At 22 you could say that I came to a fork in the road. I realized I’d been chasing my manhood for seven years, thinking that hooking up with as many women as I could would somehow make me a man. Suddenly it hit me that it wasn’t working. I hadn’t caught my manhood—I was still a boy—running scared from relationship to relationship, risking life and death for momentary pleasure. I had to start over; I could choose life or death, pleasure or truth. Thankfully, I chose life and truth.
Through the years of sexual promiscuity, I contracted curable STDs (thankfully they were curable), picked up emotional baggage, had multiple pregnancy scares, and many broken relationships that I regret. Out of all of that, I think the hardest part is the emotional baggage. Nobody ever told me that I had a choice in the matter. I didn’t think that there were real consequences to having more than one sexual partner, but there are. I have women to compare my wife to, anger issues, anxiety problems, guilt, and the scars of memories that plague me in my relationship with my wife everyday. I WISH SOMEONE WOULD HAVE TOLD ME THE TRUTH ABOUT EMOTIONAL BAGGAGE, BECAUSE CONDOMS DIDN’T PROTECT MY HEART.

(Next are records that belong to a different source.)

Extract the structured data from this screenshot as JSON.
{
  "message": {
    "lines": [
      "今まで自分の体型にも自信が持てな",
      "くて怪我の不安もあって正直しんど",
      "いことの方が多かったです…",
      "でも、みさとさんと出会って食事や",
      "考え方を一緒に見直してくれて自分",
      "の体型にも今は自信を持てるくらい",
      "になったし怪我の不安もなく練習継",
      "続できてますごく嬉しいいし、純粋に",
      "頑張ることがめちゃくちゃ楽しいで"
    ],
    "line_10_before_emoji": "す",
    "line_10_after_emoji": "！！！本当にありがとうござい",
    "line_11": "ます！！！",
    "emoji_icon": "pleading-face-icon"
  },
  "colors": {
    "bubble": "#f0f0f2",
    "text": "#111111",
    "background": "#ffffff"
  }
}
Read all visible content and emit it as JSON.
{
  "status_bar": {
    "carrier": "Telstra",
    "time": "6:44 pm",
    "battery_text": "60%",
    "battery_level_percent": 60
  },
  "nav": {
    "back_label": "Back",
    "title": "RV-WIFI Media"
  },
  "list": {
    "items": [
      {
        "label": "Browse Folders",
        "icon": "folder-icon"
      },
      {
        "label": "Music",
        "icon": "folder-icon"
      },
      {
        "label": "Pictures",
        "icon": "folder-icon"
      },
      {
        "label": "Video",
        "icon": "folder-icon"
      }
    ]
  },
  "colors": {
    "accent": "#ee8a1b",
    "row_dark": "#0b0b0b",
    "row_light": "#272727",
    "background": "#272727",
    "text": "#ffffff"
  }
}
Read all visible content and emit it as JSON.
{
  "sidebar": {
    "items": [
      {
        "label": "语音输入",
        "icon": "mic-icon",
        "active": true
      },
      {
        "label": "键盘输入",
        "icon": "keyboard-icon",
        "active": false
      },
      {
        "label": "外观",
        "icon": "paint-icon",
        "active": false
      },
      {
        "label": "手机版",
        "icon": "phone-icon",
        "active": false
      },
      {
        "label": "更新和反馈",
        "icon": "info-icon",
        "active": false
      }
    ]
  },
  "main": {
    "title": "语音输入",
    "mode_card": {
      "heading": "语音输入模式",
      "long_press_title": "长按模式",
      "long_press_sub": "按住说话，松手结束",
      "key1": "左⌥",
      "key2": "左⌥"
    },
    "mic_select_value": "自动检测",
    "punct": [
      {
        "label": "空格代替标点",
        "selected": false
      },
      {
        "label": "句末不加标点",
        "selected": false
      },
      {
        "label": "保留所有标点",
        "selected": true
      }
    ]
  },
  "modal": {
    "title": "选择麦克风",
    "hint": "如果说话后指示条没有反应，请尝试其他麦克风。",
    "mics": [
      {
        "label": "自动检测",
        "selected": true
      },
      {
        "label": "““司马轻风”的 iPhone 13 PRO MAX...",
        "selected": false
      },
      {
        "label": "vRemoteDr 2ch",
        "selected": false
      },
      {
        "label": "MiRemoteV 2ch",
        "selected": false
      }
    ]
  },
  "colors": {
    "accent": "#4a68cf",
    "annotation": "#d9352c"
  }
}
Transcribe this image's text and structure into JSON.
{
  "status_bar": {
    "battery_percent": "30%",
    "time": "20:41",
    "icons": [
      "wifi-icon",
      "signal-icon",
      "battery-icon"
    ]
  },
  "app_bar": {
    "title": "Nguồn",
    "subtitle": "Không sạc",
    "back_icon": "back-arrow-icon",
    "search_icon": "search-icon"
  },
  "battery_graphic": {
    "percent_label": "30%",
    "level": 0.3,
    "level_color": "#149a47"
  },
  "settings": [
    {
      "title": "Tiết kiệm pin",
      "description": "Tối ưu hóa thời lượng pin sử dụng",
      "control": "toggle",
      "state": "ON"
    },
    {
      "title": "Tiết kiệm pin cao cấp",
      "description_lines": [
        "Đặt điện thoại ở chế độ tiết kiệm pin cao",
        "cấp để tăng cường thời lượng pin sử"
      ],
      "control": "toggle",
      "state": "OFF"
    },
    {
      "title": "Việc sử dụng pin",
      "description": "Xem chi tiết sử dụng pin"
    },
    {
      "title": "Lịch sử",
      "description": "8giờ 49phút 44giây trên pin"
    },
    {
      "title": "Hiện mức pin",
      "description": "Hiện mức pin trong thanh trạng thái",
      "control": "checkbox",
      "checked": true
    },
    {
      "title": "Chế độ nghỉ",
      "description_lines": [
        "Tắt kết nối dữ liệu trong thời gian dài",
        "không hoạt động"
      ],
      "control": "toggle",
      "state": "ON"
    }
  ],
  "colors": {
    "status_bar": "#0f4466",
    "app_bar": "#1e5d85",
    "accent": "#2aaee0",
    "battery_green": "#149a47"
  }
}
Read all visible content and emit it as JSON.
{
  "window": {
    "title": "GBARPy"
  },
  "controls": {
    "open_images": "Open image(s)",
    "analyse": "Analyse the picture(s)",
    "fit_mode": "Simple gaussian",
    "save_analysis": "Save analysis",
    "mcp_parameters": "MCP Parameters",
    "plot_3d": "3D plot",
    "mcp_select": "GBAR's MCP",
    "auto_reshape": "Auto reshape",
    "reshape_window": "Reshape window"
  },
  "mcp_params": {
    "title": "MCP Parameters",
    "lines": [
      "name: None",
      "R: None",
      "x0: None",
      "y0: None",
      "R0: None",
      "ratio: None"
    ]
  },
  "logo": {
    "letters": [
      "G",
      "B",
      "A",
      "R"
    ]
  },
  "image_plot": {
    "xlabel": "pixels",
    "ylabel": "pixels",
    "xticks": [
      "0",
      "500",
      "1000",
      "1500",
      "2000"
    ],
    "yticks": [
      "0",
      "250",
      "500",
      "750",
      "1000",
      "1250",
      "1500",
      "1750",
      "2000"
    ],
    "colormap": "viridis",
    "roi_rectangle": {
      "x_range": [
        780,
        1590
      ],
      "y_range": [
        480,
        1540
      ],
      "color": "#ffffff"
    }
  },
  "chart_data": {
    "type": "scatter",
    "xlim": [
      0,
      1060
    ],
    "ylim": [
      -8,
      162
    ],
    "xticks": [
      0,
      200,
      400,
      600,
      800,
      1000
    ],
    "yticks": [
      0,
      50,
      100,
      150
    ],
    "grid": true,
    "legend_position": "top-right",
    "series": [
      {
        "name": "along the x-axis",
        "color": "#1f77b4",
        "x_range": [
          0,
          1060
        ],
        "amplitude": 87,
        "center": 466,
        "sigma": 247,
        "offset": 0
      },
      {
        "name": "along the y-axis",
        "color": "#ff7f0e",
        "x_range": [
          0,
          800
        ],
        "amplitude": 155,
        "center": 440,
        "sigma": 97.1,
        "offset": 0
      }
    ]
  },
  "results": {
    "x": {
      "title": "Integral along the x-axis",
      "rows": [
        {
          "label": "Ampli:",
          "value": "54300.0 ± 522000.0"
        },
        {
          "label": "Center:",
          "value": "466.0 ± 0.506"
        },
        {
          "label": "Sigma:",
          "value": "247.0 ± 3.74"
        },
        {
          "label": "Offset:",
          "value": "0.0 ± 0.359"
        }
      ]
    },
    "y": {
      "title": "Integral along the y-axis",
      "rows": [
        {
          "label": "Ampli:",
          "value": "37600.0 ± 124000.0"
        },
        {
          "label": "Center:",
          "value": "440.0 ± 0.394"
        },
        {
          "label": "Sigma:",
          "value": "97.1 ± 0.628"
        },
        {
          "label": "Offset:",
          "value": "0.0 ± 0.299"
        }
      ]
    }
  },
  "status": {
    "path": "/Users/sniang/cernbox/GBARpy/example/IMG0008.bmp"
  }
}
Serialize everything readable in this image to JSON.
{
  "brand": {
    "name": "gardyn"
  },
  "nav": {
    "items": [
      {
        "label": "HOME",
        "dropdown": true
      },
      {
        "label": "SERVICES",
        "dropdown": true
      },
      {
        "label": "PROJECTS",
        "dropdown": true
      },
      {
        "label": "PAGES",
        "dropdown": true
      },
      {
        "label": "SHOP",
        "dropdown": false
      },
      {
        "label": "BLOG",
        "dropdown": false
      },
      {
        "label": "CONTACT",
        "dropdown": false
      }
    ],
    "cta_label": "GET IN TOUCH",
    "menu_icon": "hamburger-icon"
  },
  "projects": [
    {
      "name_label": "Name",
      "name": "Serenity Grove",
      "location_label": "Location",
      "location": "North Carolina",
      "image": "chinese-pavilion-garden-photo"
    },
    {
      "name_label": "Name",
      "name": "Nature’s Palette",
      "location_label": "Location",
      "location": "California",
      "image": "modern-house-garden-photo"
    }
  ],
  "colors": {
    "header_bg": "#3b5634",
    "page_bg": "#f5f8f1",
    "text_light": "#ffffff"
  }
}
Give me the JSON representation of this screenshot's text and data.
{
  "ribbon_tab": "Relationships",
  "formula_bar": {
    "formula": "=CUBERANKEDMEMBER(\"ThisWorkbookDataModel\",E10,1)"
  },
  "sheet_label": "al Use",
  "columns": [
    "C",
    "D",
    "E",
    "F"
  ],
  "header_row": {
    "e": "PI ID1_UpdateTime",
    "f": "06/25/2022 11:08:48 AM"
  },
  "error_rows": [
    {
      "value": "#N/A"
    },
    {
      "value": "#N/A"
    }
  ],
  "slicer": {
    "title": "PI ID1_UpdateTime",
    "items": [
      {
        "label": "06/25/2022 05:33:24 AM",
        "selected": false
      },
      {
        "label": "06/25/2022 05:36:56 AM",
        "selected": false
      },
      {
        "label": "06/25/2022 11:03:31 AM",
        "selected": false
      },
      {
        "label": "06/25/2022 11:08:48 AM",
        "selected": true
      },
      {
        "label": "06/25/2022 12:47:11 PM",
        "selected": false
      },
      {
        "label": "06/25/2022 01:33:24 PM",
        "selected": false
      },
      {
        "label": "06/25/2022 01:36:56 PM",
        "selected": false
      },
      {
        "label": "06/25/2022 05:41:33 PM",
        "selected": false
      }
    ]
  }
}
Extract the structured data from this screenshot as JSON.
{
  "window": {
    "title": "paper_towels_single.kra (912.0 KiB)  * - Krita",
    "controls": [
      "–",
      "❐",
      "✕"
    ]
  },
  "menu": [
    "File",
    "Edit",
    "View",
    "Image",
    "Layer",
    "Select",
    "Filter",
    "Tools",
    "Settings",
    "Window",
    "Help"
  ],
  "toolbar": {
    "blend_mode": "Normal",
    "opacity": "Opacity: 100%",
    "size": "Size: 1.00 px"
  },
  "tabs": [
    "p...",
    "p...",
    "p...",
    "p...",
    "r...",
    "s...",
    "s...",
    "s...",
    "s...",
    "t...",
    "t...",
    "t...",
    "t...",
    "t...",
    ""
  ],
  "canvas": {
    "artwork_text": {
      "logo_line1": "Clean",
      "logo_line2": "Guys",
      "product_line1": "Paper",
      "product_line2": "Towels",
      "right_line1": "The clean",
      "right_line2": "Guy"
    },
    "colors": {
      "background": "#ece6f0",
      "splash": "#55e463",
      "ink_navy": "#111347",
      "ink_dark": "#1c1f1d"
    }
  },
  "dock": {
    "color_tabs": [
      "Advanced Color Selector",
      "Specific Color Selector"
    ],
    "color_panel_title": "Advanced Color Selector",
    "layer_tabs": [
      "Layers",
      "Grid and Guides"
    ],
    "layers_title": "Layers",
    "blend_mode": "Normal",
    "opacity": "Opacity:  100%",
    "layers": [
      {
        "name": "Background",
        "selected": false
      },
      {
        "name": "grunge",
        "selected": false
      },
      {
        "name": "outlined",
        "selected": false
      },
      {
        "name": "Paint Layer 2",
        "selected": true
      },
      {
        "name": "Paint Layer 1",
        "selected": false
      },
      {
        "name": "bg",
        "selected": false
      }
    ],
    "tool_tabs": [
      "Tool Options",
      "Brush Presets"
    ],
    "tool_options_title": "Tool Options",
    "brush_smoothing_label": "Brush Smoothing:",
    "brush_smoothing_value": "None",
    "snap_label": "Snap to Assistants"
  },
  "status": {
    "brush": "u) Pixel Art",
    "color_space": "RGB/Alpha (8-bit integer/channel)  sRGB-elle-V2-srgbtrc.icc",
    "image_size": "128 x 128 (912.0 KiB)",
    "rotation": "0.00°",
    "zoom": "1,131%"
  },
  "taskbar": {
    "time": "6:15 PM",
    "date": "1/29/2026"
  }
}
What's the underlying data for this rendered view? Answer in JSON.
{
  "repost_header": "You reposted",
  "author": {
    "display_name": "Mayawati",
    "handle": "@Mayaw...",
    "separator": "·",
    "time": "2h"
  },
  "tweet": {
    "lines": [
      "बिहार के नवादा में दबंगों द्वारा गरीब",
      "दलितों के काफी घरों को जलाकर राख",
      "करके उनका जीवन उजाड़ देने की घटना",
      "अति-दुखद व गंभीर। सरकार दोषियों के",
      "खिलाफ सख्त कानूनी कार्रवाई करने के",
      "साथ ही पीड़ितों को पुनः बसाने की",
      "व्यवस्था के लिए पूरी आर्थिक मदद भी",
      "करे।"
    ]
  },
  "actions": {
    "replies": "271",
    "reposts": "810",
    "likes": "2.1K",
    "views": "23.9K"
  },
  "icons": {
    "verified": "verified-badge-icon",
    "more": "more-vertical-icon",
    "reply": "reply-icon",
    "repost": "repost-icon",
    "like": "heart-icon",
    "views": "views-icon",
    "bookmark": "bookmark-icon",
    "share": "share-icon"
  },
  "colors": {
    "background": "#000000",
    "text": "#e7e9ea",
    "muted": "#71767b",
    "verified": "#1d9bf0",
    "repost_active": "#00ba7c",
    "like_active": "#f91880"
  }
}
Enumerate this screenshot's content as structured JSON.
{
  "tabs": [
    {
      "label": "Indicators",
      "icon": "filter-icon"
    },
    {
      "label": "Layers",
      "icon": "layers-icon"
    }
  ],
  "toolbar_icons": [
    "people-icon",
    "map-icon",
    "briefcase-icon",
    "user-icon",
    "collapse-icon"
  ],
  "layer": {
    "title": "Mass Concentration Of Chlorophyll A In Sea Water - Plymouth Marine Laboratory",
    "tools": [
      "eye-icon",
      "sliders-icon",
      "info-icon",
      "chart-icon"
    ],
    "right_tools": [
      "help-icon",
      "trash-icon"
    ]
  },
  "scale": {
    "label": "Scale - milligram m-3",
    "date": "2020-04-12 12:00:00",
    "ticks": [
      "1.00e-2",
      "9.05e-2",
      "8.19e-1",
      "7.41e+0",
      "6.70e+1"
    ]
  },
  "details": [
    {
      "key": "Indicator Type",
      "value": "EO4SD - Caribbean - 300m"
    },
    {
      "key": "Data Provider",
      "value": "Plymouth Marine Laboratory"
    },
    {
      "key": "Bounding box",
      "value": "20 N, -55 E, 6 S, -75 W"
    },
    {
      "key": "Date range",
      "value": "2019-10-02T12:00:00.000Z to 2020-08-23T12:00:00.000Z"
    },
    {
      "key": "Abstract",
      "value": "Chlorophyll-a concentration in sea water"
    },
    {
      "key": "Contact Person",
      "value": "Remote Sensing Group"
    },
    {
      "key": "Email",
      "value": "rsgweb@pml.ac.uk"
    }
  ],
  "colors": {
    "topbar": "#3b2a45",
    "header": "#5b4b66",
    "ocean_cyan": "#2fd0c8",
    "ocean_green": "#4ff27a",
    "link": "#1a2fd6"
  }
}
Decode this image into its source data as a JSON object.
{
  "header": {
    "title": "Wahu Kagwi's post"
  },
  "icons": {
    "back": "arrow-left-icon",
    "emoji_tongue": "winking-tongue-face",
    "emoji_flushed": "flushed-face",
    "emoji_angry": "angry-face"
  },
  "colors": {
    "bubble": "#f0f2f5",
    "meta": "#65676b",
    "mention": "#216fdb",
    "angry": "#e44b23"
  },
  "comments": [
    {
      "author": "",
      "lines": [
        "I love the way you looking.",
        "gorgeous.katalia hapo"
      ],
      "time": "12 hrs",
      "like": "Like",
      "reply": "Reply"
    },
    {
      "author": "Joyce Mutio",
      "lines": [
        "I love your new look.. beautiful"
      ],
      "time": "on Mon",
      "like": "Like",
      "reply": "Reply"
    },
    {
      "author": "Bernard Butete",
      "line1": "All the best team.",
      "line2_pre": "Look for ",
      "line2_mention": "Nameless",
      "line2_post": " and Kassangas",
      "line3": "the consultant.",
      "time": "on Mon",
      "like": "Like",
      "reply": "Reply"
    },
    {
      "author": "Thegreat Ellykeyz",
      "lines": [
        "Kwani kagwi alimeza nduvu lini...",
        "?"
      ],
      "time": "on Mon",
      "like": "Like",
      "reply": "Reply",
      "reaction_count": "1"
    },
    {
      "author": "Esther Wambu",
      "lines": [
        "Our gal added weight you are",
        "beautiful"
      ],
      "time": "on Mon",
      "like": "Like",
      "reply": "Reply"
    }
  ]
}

I am now a husband, father, musician, and public speaker who shares his life story and the truth about sex, relationships, and making the right choices, with teens every day. Through my experiences, I learned that once something’s done it’s done, you can never go back and undo it. Other people don’t make choices for you, so you can’t blame anyone else for your mistakes. What you can do is challenge others to learn from your mistakes, so that they don’t repeat them.